South African Laveen Naidu is currently Harlem’s executive director. He started off by studying South Indian classical dance in his hometown of Durban, and went on to graduate from the University of Cape Town’s ballet school. In 1991 he received a scholarship from the Dance Theatre of Harlem, and has never looked back.
DePrince was also one of the six young stars of the 2011 documentary First Position, which follows dancers throughout their preparations for the Youth America Grand Prix, a prestigious international student dance competition.
Giving talented kids a chance
MacDonald runs the SABT’s outreach programme, which is active in several areas of Johannesburg, including Soweto, Sophiatown and Alexandra. Children between six and 16 years of age receive free lessons to a standard that allows them to take examinations, and progress. According to MacDonald, this initiative has paid off handsomely.

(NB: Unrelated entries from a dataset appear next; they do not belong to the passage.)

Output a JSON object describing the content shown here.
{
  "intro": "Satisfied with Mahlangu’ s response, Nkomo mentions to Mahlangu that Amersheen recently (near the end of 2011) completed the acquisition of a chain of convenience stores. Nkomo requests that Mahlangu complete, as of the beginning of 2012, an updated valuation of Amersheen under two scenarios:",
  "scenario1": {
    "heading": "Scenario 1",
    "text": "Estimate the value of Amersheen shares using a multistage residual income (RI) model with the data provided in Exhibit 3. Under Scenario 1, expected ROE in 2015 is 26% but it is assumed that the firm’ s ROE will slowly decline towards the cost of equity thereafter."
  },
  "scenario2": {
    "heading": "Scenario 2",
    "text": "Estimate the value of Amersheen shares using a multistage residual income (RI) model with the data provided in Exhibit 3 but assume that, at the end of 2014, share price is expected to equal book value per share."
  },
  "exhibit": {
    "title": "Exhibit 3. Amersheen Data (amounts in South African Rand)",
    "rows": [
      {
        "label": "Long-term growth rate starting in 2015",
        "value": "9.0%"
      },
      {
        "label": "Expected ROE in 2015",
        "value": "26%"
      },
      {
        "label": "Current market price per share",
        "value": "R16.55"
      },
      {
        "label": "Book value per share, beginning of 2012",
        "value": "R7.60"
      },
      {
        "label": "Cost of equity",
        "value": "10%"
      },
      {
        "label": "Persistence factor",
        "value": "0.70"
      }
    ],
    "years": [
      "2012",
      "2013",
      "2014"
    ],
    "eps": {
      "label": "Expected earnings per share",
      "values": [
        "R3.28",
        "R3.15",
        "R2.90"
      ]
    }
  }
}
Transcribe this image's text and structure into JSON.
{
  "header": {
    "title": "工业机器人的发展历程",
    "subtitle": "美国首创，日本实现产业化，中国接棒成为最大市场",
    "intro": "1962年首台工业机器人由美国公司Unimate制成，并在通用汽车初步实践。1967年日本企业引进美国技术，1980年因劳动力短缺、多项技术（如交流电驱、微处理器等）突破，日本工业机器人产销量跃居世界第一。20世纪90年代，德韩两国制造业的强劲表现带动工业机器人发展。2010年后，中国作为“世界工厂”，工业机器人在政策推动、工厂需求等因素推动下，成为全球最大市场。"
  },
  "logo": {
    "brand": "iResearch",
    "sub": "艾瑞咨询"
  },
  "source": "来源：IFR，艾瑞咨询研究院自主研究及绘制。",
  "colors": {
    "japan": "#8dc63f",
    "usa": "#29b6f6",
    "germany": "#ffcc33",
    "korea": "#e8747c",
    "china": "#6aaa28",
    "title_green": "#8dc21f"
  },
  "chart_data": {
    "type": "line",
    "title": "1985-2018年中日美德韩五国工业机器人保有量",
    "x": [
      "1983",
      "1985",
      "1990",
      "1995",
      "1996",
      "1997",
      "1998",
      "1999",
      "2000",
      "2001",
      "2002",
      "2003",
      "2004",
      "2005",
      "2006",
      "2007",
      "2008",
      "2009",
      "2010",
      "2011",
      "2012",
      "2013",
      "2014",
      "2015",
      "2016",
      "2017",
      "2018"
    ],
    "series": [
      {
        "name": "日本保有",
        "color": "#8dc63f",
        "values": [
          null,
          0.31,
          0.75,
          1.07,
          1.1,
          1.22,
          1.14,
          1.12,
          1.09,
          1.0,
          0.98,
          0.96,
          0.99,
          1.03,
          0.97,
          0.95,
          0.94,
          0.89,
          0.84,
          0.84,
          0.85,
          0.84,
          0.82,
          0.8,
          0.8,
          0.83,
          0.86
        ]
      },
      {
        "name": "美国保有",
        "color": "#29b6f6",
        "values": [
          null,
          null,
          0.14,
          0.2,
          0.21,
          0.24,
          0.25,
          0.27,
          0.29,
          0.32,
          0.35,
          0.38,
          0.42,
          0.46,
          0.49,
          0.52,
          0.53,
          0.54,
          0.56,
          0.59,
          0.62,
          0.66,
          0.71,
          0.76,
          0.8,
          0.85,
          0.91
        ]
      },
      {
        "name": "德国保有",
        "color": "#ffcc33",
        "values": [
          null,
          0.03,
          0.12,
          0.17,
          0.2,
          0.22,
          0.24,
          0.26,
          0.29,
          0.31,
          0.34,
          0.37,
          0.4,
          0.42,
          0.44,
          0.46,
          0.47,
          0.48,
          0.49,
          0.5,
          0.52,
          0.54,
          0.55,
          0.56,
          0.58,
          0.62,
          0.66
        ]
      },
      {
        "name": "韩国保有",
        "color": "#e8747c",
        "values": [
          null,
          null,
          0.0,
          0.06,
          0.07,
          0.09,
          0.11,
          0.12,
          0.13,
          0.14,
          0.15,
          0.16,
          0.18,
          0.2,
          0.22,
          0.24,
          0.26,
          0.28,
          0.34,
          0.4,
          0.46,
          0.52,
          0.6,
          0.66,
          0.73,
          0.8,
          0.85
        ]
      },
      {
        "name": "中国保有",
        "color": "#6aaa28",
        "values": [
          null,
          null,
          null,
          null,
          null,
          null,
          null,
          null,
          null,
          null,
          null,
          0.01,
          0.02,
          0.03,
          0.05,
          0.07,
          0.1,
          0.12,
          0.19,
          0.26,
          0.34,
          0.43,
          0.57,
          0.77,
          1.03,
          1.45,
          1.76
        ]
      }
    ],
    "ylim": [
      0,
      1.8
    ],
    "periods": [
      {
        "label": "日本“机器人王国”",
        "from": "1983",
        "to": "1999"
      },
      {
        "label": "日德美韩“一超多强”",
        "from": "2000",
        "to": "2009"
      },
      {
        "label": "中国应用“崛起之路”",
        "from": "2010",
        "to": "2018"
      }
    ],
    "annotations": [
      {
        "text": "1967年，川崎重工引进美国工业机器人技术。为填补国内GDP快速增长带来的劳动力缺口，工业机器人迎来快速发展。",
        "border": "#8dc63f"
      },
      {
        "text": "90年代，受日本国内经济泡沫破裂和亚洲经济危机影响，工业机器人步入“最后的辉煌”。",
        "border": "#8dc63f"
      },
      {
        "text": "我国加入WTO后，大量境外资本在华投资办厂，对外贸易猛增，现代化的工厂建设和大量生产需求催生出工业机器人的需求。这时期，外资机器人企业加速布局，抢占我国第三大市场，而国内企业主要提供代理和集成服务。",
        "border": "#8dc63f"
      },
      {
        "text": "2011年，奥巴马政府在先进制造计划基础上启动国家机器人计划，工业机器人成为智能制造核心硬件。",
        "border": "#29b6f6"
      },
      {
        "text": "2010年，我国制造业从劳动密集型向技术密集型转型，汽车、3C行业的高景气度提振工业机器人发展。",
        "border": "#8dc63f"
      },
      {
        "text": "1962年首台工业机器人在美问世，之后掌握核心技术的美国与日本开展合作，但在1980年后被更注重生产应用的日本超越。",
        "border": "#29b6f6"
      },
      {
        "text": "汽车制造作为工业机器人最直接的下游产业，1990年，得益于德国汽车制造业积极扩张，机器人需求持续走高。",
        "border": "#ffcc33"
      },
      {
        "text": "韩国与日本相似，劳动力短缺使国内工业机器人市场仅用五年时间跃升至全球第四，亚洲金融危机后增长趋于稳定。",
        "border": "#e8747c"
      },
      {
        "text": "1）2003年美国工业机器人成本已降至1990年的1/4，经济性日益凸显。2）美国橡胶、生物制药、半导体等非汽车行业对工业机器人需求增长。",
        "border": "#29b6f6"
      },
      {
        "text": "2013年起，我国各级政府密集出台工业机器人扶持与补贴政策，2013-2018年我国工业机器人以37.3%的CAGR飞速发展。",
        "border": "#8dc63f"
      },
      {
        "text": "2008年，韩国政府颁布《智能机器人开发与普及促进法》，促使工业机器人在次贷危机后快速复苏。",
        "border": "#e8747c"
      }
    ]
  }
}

“There’s no question that we have talent,” he says, “but it’s opportunities that these kids need. Ballet gives them more than just a workout, it helps them to become more self-confident and disciplined, and this spills over to other areas in their lives.”
DePrince was able to interact with the young dancers at the SABT’s Alexandra dance school and, says MacDonald, she was an inspiration.
“The kids were a bit unsure and in awe when she walked in, but they warmed to her very quickly.”
The development programme has seen a number of successes, most notably the award-winning Andile Ndlovu, who now dances with the Washington Ballet, and returned home to appear in Le Corsaire.
Children from the development programme are regularly exposed to professional productions, either performing or watching, and some of them also appeared in Le Corsaire.
THis is what DePrince loves to see. She hopes to be a role model for other young girls, especially those with the disadvantages that she overcame, and to inspire them to set their sights firmly on their dreams.